See what I did there?
As part of the 2026 Bealtaine Theatre Festival, which brings the best of Irish Theatre to Toronto until June 7, Eva O’Connor’s Chicken opened in the newly refurbished Canada Ireland Foundation (right next to the entrance to Toronto’s Billy Bishop City Airport tunnel).
Before the performance began, an announcement was made that Chicken was the inaugural performance in the Corleck Building. Terrific news to hear.
It’s a theatre-in-the-round setting for this Chicken. Premiering to acclaim at the Edinburgh Fringe Festival in 2023, Chicken is a solo performance art piece that, according to the Canada-Ireland Foundation website, details the rise and fall of a rooster named Don Murphy, a proud Irishman, an addict, and one of his generation’s greatest actors who happens to be a chicken. References to some of today’s film celebrities (Michael Fassbender is only one) are handled with careful aplomb and a candid, matter-of-fact tone suggesting the bird and the star are close friends.

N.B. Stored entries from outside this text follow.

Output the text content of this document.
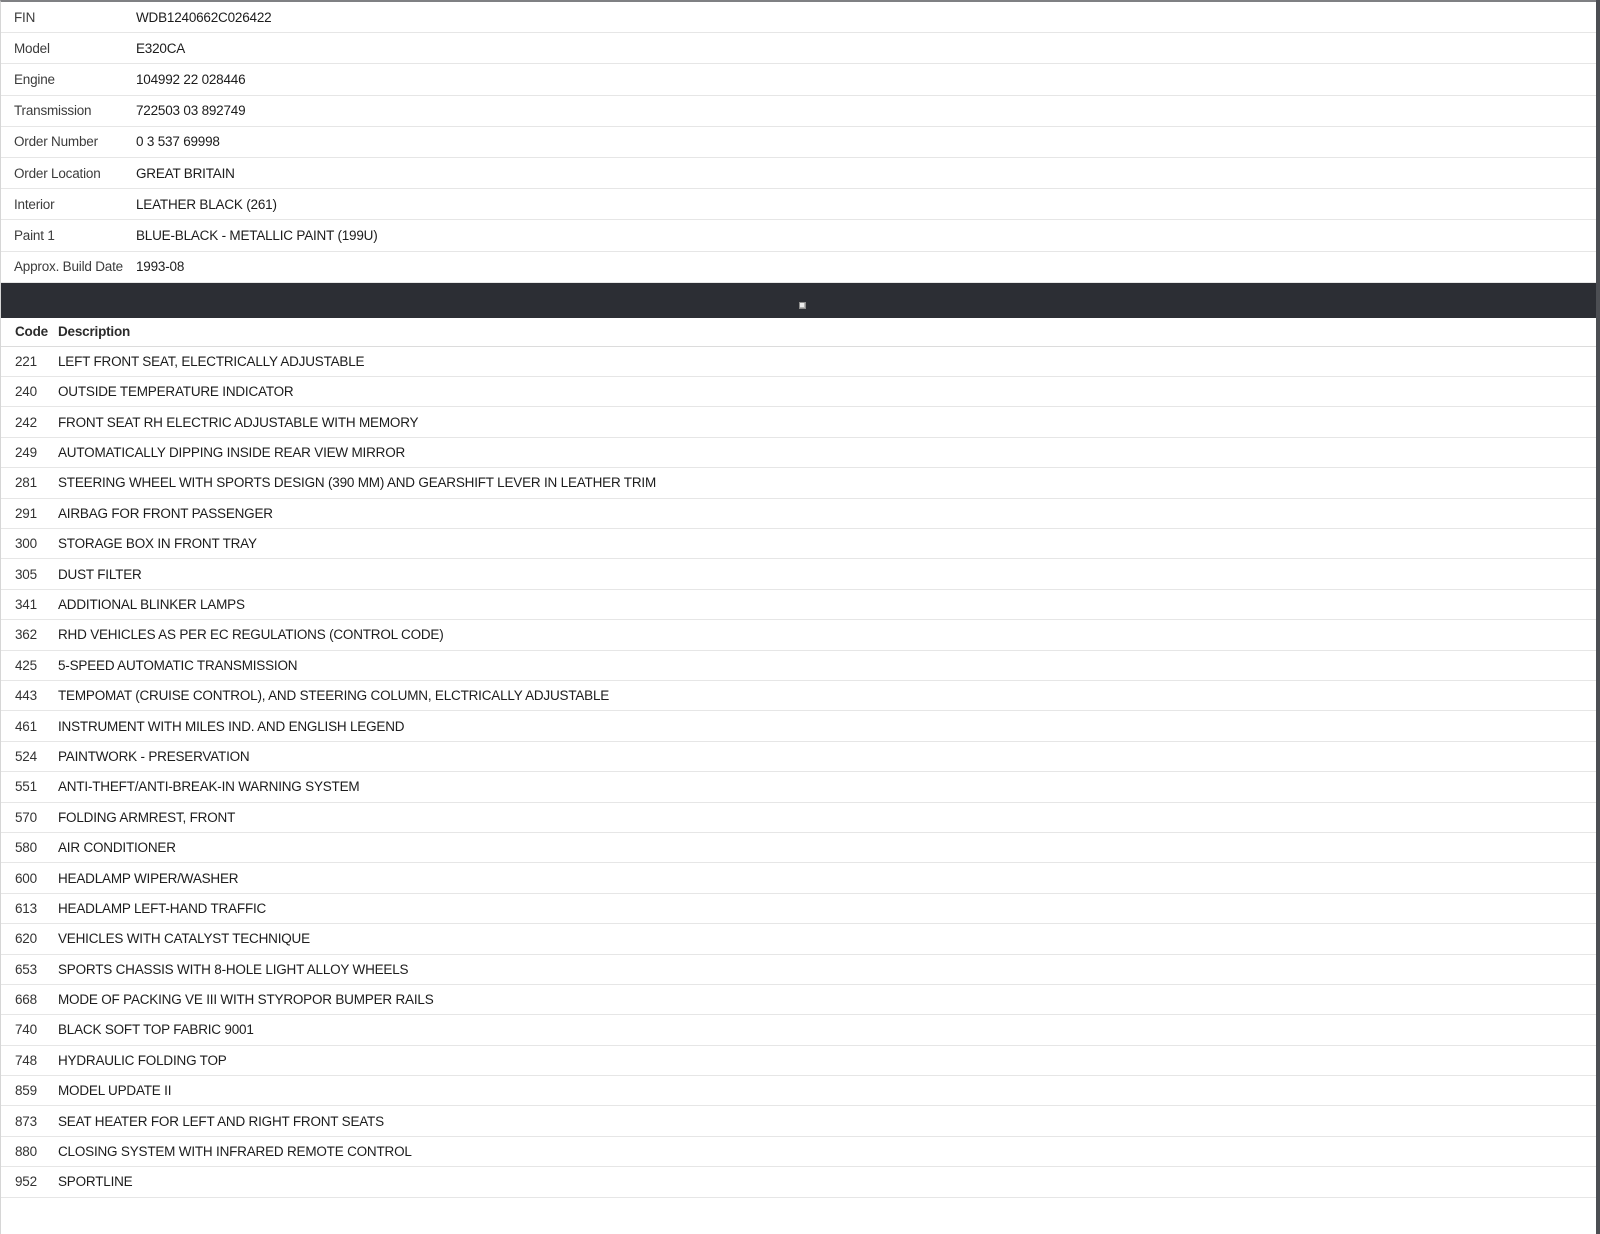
FIN	WDB1240662C026422
Model	E320CA
Engine	104992 22 028446
Transmission	722503 03 892749
Order Number	0 3 537 69998
Order Location	GREAT BRITAIN
Interior	LEATHER BLACK (261)
Paint 1	BLUE-BLACK - METALLIC PAINT (199U)
Approx. Build Date 1993-08
Code Description
221	LEFT FRONT SEAT, ELECTRICALLY ADJUSTABLE
240	OUTSIDE TEMPERATURE INDICATOR
242	FRONT SEAT RH ELECTRIC ADJUSTABLE WITH MEMORY
249	AUTOMATICALLY DIPPING INSIDE REAR VIEW MIRROR
281	STEERING WHEEL WITH SPORTS DESIGN (390 MM) AND GEARSHIFT LEVER IN LEATHER TRIM
291	AIRBAG FOR FRONT PASSENGER
300	STORAGE BOX IN FRONT TRAY
305	DUST FILTER
341	ADDITIONAL BLINKER LAMPS
362	RHD VEHICLES AS PER EC REGULATIONS (CONTROL CODE)
425	5-SPEED AUTOMATIC TRANSMISSION
443	TEMPOMAT (CRUISE CONTROL), AND STEERING COLUMN, ELCTRICALLY ADJUSTABLE
461	INSTRUMENT WITH MILES IND. AND ENGLISH LEGEND
524	PAINTWORK - PRESERVATION
551	ANTI-THEFT/ANTI-BREAK-IN WARNING SYSTEM
570	FOLDING ARMREST, FRONT
580	AIR CONDITIONER
600	HEADLAMP WIPER/WASHER
613	HEADLAMP LEFT-HAND TRAFFIC
620	VEHICLES WITH CATALYST TECHNIQUE
653	SPORTS CHASSIS WITH 8-HOLE LIGHT ALLOY WHEELS
668	MODE OF PACKING VE III WITH STYROPOR BUMPER RAILS
740	BLACK SOFT TOP FABRIC 9001
748	HYDRAULIC FOLDING TOP
859	MODEL UPDATE II
873	SEAT HEATER FOR LEFT AND RIGHT FRONT SEATS
880	CLOSING SYSTEM WITH INFRARED REMOTE CONTROL
952	SPORTLINE
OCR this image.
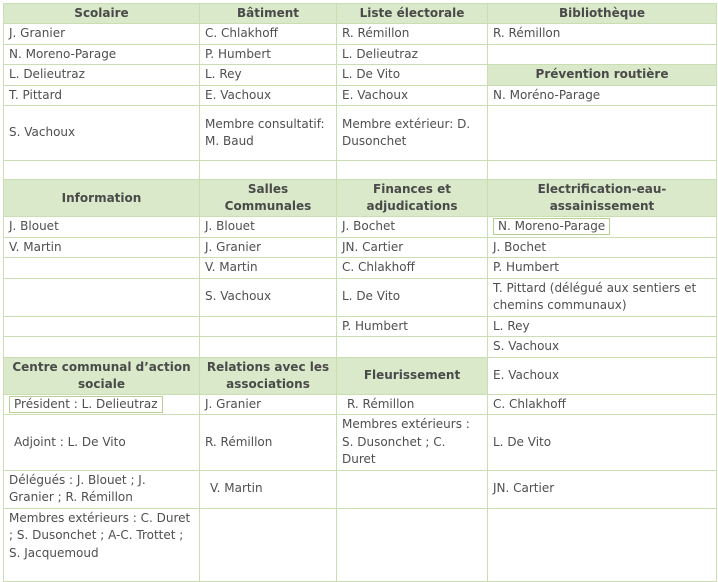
Scolaire	Bâtiment	Liste électorale	Bibliothèque
J. Granier	C. Chlakhoff	R. Rémillon	R. Rémillon
N. Moreno-Parage	P. Humbert	L. Delieutraz	
L. Delieutraz	L. Rey	L. De Vito	Prévention routière
T. Pittard	E. Vachoux	E. Vachoux	N. Moréno-Parage
S. Vachoux	Membre consultatif: M. Baud	Membre extérieur: D. Dusonchet	

Information	Salles Communales	Finances et adjudications	Electrification-eau-assainissement
J. Blouet	J. Blouet	J. Bochet	N. Moreno-Parage
V. Martin	J. Granier	JN. Cartier	J. Bochet
	V. Martin	C. Chlakhoff	P. Humbert
	S. Vachoux	L. De Vito	T. Pittard (délégué aux sentiers et chemins communaux)
		P. Humbert	L. Rey
			S. Vachoux
Centre communal d’action sociale	Relations avec les associations	Fleurissement	E. Vachoux
Président : L. Delieutraz	J. Granier	R. Rémillon	C. Chlakhoff
Adjoint : L. De Vito	R. Rémillon	Membres extérieurs : S. Dusonchet ; C. Duret	L. De Vito
Délégués : J. Blouet ; J. Granier ; R. Rémillon	V. Martin		JN. Cartier
Membres extérieurs : C. Duret ; S. Dusonchet ; A-C. Trottet ; S. Jacquemoud			
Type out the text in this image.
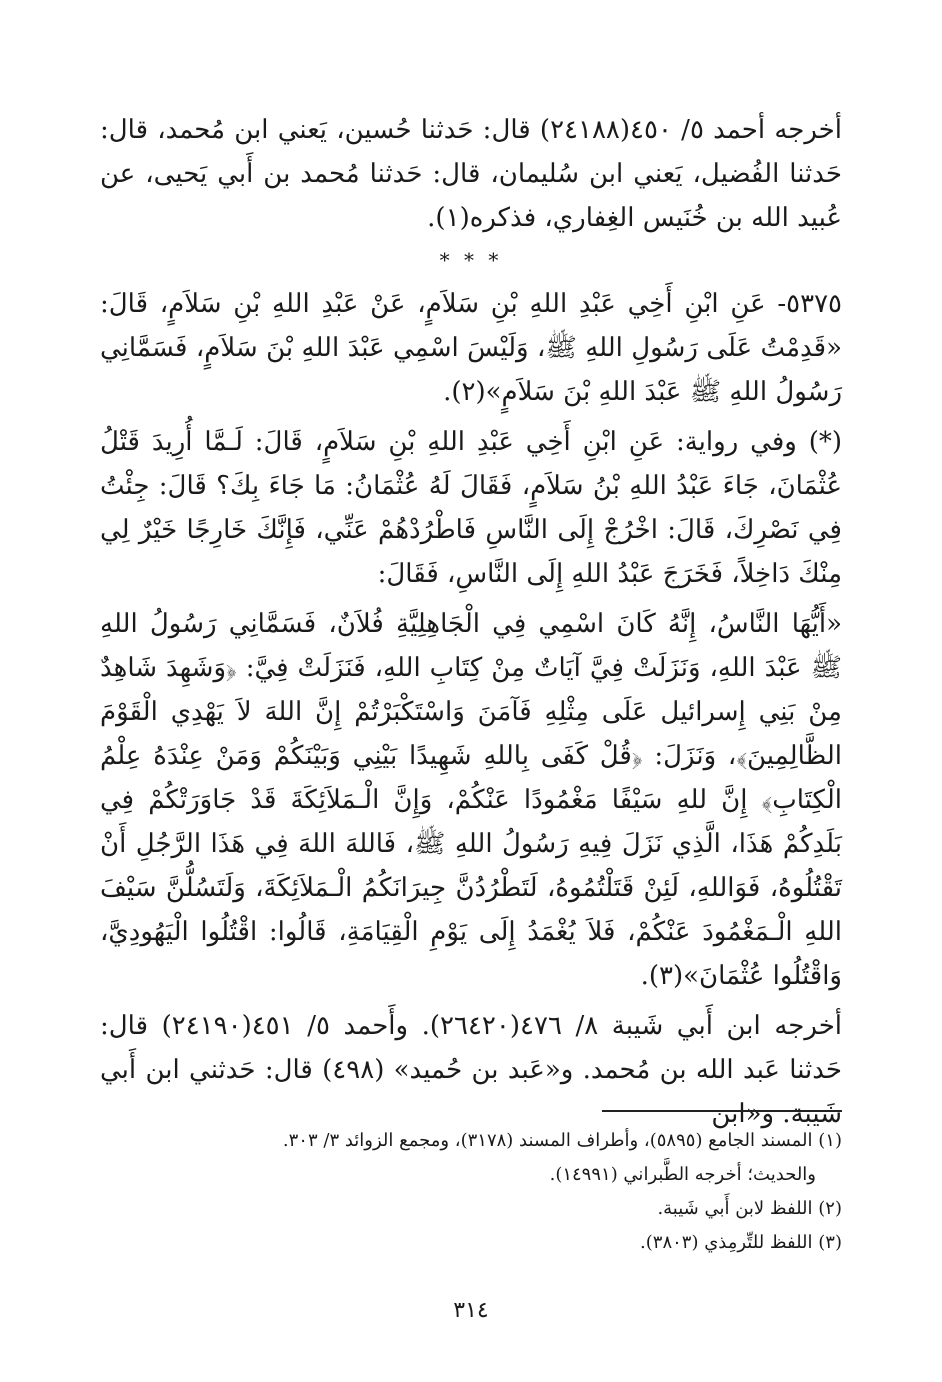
أخرجه أحمد ٥/ ٤٥٠(٢٤١٨٨) قال: حَدثنا حُسين، يَعني ابن مُحمد، قال: حَدثنا الفُضيل، يَعني ابن سُليمان، قال: حَدثنا مُحمد بن أَبي يَحيى، عن عُبيد الله بن خُنَيس الغِفاري، فذكره(١).

* * *

٥٣٧٥- عَنِ ابْنِ أَخِي عَبْدِ اللهِ بْنِ سَلاَمٍ، عَنْ عَبْدِ اللهِ بْنِ سَلاَمٍ، قَالَ: «قَدِمْتُ عَلَى رَسُولِ اللهِ ﷺ، وَلَيْسَ اسْمِي عَبْدَ اللهِ بْنَ سَلاَمٍ، فَسَمَّانِي رَسُولُ اللهِ ﷺ عَبْدَ اللهِ بْنَ سَلاَمٍ»(٢).

(*) وفي رواية: عَنِ ابْنِ أَخِي عَبْدِ اللهِ بْنِ سَلاَمٍ، قَالَ: لَـمَّا أُرِيدَ قَتْلُ عُثْمَانَ، جَاءَ عَبْدُ اللهِ بْنُ سَلاَمٍ، فَقَالَ لَهُ عُثْمَانُ: مَا جَاءَ بِكَ؟ قَالَ: جِئْتُ فِي نَصْرِكَ، قَالَ: اخْرُجْ إِلَى النَّاسِ فَاطْرُدْهُمْ عَنِّي، فَإِنَّكَ خَارِجًا خَيْرٌ لِي مِنْكَ دَاخِلاً، فَخَرَجَ عَبْدُ اللهِ إِلَى النَّاسِ، فَقَالَ:

«أَيُّهَا النَّاسُ، إِنَّهُ كَانَ اسْمِي فِي الْجَاهِلِيَّةِ فُلاَنٌ، فَسَمَّانِي رَسُولُ اللهِ ﷺ عَبْدَ اللهِ، وَنَزَلَتْ فِيَّ آيَاتٌ مِنْ كِتَابِ اللهِ، فَنَزَلَتْ فِيَّ: ﴿وَشَهِدَ شَاهِدٌ مِنْ بَنِي إِسرائيل عَلَى مِثْلِهِ فَآمَنَ وَاسْتَكْبَرْتُمْ إِنَّ اللهَ لاَ يَهْدِي الْقَوْمَ الظَّالِمِينَ﴾، وَنَزَلَ: ﴿قُلْ كَفَى بِاللهِ شَهِيدًا بَيْنِي وَبَيْنَكُمْ وَمَنْ عِنْدَهُ عِلْمُ الْكِتَابِ﴾ إِنَّ للهِ سَيْفًا مَغْمُودًا عَنْكُمْ، وَإِنَّ الْـمَلاَئِكَةَ قَدْ جَاوَرَتْكُمْ فِي بَلَدِكُمْ هَذَا، الَّذِي نَزَلَ فِيهِ رَسُولُ اللهِ ﷺ، فَاللهَ اللهَ فِي هَذَا الرَّجُلِ أَنْ تَقْتُلُوهُ، فَوَاللهِ، لَئِنْ قَتَلْتُمُوهُ، لَتَطْرُدُنَّ جِيرَانَكُمُ الْـمَلاَئِكَةَ، وَلَتَسُلُّنَّ سَيْفَ اللهِ الْـمَغْمُودَ عَنْكُمْ، فَلاَ يُغْمَدُ إِلَى يَوْمِ الْقِيَامَةِ، قَالُوا: اقْتُلُوا الْيَهُودِيَّ، وَاقْتُلُوا عُثْمَانَ»(٣).

أخرجه ابن أَبي شَيبة ٨/ ٤٧٦(٢٦٤٢٠). وأَحمد ٥/ ٤٥١(٢٤١٩٠) قال: حَدثنا عَبد الله بن مُحمد. و«عَبد بن حُميد» (٤٩٨) قال: حَدثني ابن أَبي شَيبة. و«ابن

(١) المسند الجامع (٥٨٩٥)، وأطراف المسند (٣١٧٨)، ومجمع الزوائد ٣/ ٣٠٣.

والحديث؛ أخرجه الطَّبراني (١٤٩٩١).

(٢) اللفظ لابن أَبي شَيبة.

(٣) اللفظ للتِّرمِذي (٣٨٠٣).

٣١٤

Don immediately breaks the fourth wall to speak with the audience about his big break, his first ‘bird on bird’ experience, and navigating life in the human-dominated world. Over the course of one hour, the audience learns more about Murphy’s ‘chickenness’.
Directed with a penchant for the witty and ribald by Hildegard Ryan, Eva O’Connor delivers a quirky yet strangely enchanting and mesmerizing performance as ‘Don Murphy’. She has terrific fun at the top of the show, playing with audience members in the front row. I was impressed by how she stared at one man in the front row who kept smiling, yet she never flinched as he met her gaze.
In a terrific-looking, colourful costume that just emanates a ‘chickenness’, O’Connor confidently embodies the often fidgety, pecking movements and stance of a henyard fowl. Eva also periodically flicks the costume wings with her arms, just as a genuine chicken would. O’Connor successfully keeps the pace moving along nicely. She addresses audience members in all four corners of the round seating.
While Chicken is often satirical in the way Don handles stardom, since he never thought he would make it as far as he has, there’s also a stern warning in the script about how people learn to deal with celebrity culture and status. Murphy has an addiction. I won’t spoil what it is here. But this addiction is far too common in reading and hearing about celebrity culture and status.
The one issue I have with the performance is the sound. When O’Connor addresses one side of the four corners, I could not hear what she was saying when her back was turned to my side. The plot information is completely lost, and that’s a shame because there are some amusing points I didn’t hear at all. With the few remaining performances, I do hope this can be addressed immediately.
I’m willing to give some slack here, as the theatre performance space in the Corleck has a contemporary, twenty-first-century style with sleek angles.
Overall, Chicken is biting and sharply delivered, with a brave and unconventional performance that draws attention.